介绍 modules() children() parameters() state_dict() 

参考：

1. [PyTorch中的model.modules(), model.children(), model.named_children(), model.parameters(), model.nam...](https://www.jianshu.com/p/a4c745b6ea9b)

2. [PyTorch模型保存深入理解](https://www.jianshu.com/p/6c558300130f)

3. [PyTorch 101, Part 3: Going Deep with PyTorch](https://blog.paperspace.com/pytorch-101-advanced/)

modules & children()

modules() Returns an iterator over all modules in the network.

注意这个 all。modules()会迭代遍历模型的所有子层。所有子层即指torch.nn.Module子类。

主要是modules的理解，整个Net是torch.nn.Module的子类，Net 里边的层照样是torch.nn.modules的子类。

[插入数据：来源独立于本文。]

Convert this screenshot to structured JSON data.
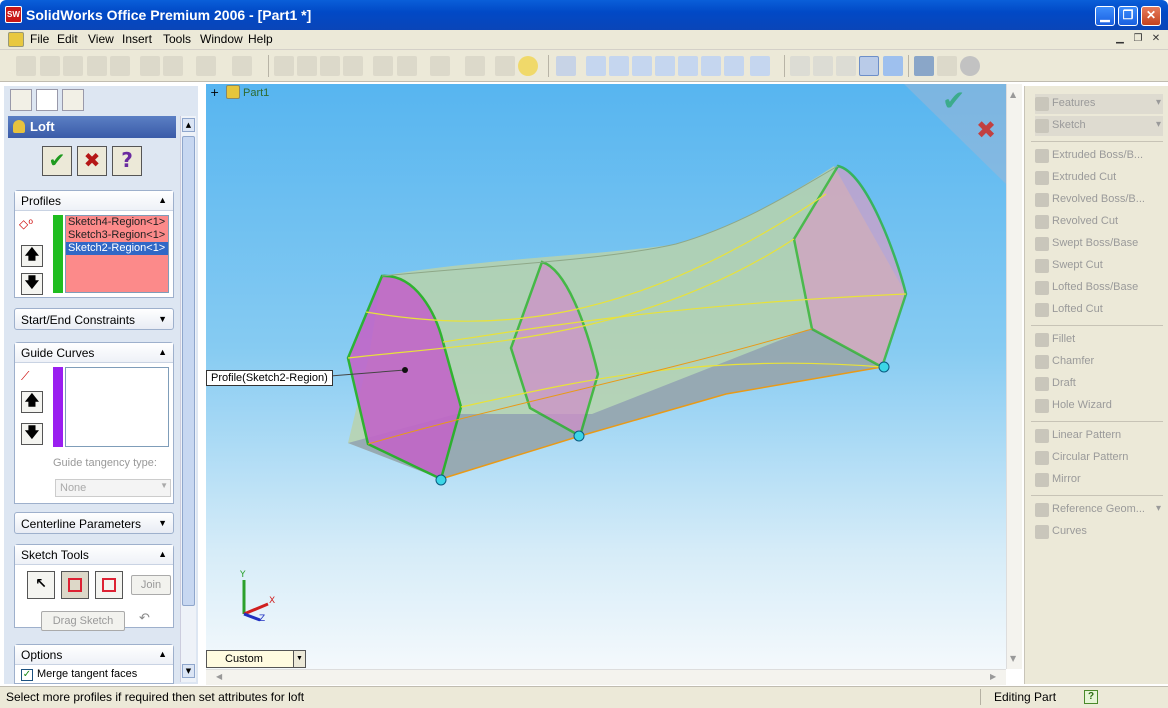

children() Returns an iterator over immediate children modules.

children会返回子层



如下图

![图1](images/modules.png)

## model.modules()

例子一

In [1]:
import torch

class Net(torch.nn.Module):

    def __init__(self, num_class=10):
        super().__init__()
        self.features = torch.nn.Sequential(
            torch.nn.Conv2d(in_channels=3, out_channels=6, kernel_size=3),
            torch.nn.BatchNorm2d(6),
            torch.nn.ReLU(inplace=True),
            torch.nn.MaxPool2d(kernel_size=2, stride=2),
            torch.nn.Conv2d(in_channels=6, out_channels=9, kernel_size=3),
            torch.nn.BatchNorm2d(9),
            torch.nn.ReLU(inplace=True),
            torch.nn.MaxPool2d(kernel_size=2, stride=2)
        )
        self.classifier = torch.nn.Sequential(
            torch.nn.Linear(9*8*8, 128),
            torch.nn.ReLU(inplace=True),
            torch.nn.Dropout(),
            torch.nn.Linear(128, num_class)
        )

    def forward(self, x):
        output = self.features(x)
        output = output.view(output.size()[0], -1)
        output = self.classifier(output)

        return output

model = Net()    


这个网络本身有三个层次

Net:

----features

------------Conv2d

------------BatchNorm2d

------------ReLU

------------MaxPool2d

------------Conv2d

------------BatchNorm2d

------------ReLU

------------MaxPool2d


----classifier:

------------Linear

------------ReLU

------------Dropout

------------Linear
 

Net本身是一个torch.nn.Module子类，它又包含features和classfier两个由Sequential容器组成的torch.nn.Module子类。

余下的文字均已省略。